MJ: I very much support non-private engines, so I am glad to see that there has never been a private engine to win the Superfinal. And even more glad that it seems that free and even open-source projects can win. I am glad such excellent chess is truly accessible to all.
Alexander Lyashuk from Lc0 shared in an interview that he expects at least 5 NNs to appear and they to dominate computer chess. Do you share this vision? Do you expect one of those NN engines to be Allie+Stein?

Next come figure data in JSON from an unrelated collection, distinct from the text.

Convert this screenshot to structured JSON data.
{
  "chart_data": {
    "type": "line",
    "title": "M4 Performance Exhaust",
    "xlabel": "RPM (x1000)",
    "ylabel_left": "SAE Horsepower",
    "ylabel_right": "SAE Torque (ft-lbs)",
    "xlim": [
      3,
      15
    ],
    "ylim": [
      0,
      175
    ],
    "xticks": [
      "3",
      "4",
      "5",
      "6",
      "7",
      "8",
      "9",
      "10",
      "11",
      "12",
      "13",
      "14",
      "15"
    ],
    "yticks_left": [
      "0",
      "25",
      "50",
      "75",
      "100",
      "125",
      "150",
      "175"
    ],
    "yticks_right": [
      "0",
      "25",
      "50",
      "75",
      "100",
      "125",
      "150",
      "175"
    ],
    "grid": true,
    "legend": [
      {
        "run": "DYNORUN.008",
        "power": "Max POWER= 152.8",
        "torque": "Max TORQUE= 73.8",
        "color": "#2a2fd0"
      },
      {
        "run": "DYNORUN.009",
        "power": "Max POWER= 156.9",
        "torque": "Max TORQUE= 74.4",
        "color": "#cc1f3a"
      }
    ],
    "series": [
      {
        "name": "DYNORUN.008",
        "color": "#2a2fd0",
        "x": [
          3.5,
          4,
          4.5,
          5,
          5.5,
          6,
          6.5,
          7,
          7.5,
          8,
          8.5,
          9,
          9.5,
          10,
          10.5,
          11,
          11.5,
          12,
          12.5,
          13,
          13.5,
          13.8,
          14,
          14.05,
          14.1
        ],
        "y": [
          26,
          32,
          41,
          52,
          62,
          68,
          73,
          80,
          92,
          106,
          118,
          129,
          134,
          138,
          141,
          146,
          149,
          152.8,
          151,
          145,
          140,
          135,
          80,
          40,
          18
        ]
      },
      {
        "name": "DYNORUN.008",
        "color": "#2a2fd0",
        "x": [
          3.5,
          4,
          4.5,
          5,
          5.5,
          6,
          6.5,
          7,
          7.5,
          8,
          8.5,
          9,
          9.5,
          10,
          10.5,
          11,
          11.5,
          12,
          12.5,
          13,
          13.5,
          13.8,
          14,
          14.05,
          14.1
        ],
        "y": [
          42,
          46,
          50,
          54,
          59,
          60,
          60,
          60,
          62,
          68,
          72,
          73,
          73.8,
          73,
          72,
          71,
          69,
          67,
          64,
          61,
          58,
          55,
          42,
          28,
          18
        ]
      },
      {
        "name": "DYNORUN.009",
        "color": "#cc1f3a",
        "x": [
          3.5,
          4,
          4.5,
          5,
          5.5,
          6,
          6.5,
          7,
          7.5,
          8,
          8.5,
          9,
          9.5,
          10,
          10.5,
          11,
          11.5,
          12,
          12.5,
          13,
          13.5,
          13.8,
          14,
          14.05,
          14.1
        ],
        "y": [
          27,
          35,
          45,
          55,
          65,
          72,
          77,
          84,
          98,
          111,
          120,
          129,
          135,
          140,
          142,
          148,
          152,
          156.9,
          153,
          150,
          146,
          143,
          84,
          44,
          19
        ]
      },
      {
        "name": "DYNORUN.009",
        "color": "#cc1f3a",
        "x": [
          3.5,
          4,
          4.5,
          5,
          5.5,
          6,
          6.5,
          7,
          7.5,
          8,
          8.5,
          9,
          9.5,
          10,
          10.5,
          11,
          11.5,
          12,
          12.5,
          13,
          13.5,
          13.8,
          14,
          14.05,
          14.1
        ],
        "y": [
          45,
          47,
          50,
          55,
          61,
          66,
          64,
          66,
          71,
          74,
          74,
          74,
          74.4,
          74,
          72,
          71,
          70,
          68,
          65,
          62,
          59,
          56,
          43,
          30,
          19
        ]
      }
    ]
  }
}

AT: I do think it is only a matter of time before NN eval is shown to beat handwritten eval regardless the search method. Right now, if you limit the number of nodes – hands down – any of the NN’s will beat the traditional handwritten eval engines. This is just a fact. Still, I have great respect for the ingenuity of those writing the traditional engines. I hope Allie+Stein will be a meaningful engine in terms of helping to advance the state of art in computer chess programming in the near future.
MJ: As I mentioned above, I am excited to see more projects, and I hope there will be enough of them that we have to pick the most exciting and unique ones. We can use them to develop more tests to determine how unique they are in their ideas of openings and in general play, and which ones are truly beyond average. Of course I hope to have one of these beyond, so the top 5 sounds nice!